Le travail musculaire excentrique
Le rôle du travail musculaire excentrique dans la survenue de la lésion ne fait plus aucun doute. L’insuffisance de résistance à l’étirement de l’infra et du supra-épineux ainsi que du long biceps est la principale cause de la lésion. Plus les capacités excentriques sont importantes, plus on retarde la survenue de la lésion. La réalisation d’un travail musculaire excentrique proposée par Stanish (Fig. 3) permet de reprogrammer le tendon dans la fonction frénatrice du complexe musculo-tendineux.
Une technopathie
Un mauvais geste technique peut favoriser la survenue de la lésion tendineuse. Ce mauvais geste technique peut favoriser un conflit par décentrage de la tête humérale ou surtout être responsable d’une hyper-sollicitation excentrique.
La rééducation
La rééducation dans le cadre des tendinopathies non rompues de la coiffe des rotateurs doit proposer, en association avec les techniques à visée antalgique et cicatrisante déjà vues, un travail musculaire spécifique concentrique et excentrique du complexe musculo-tendineux concerné. Il faut également s’assurer du fonctionnement des fixateurs de l’omoplate (Encadré 1).
Coiffe rompue
La rupture de la coiffe des rotateurs ne justifie pas nécessairement une réparation chirurgicale. En effet, il existe des possibilités de suppléance et le risque de re-rupture n’est pas négligeable après chirurgie. Il faut cependant connaître les répercussions de cette décision. La lésion peut bien évidemment s’aggraver et il existe un risque de dégénérescence musculaire responsable d’une dégradation fonctionnelle.
Objectifs de la rééducation
Les objectifs de la rééducation sont :
• prendre en charge la douleur,
• éviter l’aggravation de la lésion,
• lutter contre la dégénérescence musculaire,
• prévenir l’ascension de la tête humérale,
• programmer un nouveau fonctionnement de l’épaule.
Prise en charge de la douleur
La prise en charge de la douleur est surtout médicale.

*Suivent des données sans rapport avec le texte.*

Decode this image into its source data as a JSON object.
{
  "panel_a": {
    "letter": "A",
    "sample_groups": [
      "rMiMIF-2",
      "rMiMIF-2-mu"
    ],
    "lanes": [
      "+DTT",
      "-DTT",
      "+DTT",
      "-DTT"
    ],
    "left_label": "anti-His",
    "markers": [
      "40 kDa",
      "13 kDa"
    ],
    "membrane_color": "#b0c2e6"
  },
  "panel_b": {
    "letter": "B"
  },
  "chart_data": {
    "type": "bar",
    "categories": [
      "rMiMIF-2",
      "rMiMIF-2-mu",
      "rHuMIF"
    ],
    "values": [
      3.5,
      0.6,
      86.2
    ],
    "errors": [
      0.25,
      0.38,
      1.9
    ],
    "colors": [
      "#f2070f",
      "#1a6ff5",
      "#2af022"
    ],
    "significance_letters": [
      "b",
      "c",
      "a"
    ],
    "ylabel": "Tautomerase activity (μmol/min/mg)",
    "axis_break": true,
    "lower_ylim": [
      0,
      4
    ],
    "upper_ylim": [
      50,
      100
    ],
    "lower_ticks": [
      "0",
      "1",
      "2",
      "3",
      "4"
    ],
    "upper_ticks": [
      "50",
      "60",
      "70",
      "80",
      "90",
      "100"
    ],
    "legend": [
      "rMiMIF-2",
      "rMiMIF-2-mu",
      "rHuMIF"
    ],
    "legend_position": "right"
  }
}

La place de l’infiltration a déjà été discutée. La cryothérapie, la physiothérapie, les massages décontractants et à visée de drainage peuvent être proposés, mais la rééducation a surtout comme rôle de proposer des exercices :
• de mobilisation passive à visée de récupération des amplitudes articulaires si nécessaire ou de recentrage de la tête humérale,
• des exercices de renforcement musculaire concentrique à visée trophique des complexes musculo-tendineux lésés. L’éléctrostimulation ayant toute sa place dans ce contexte ;
• des exercices de renforcement des abaisseurs de l’épaule : travail en co-contraction du grand dorsal et du grand pectoral.
Prévention
Les exercices
La prévention passe par des exercices permettant de trouver des voies de passage lors de l’élévation du membre supérieur. Les douleurs surviennent, en règle générale, lors des mouvements d’élévation du bras coude tendu entre 80 et 120°. Il faut apprendre au patient à lever le bras en fléchissant le coude, ce qui réduit le bras de levier et diminue les contraintes mécaniques sur la coiffe des rotateurs, en y associant si nécessaire des composantes rotatoires.
Les mouvements à éviter
La prévention passe également par une information sur les mouvements à éviter :
• le port de charges lourdes
• et la réalisation d’activités prolongées les bras au-dessus du plan des épaules.
Il faut conseiller au patient d’adapter son logement en privilégiant les rangements bas pour les objets d’utilisation courante dans le salon, la chambre et la cuisine afin d’éviter de lever les bras trop souvent (Encadré 2).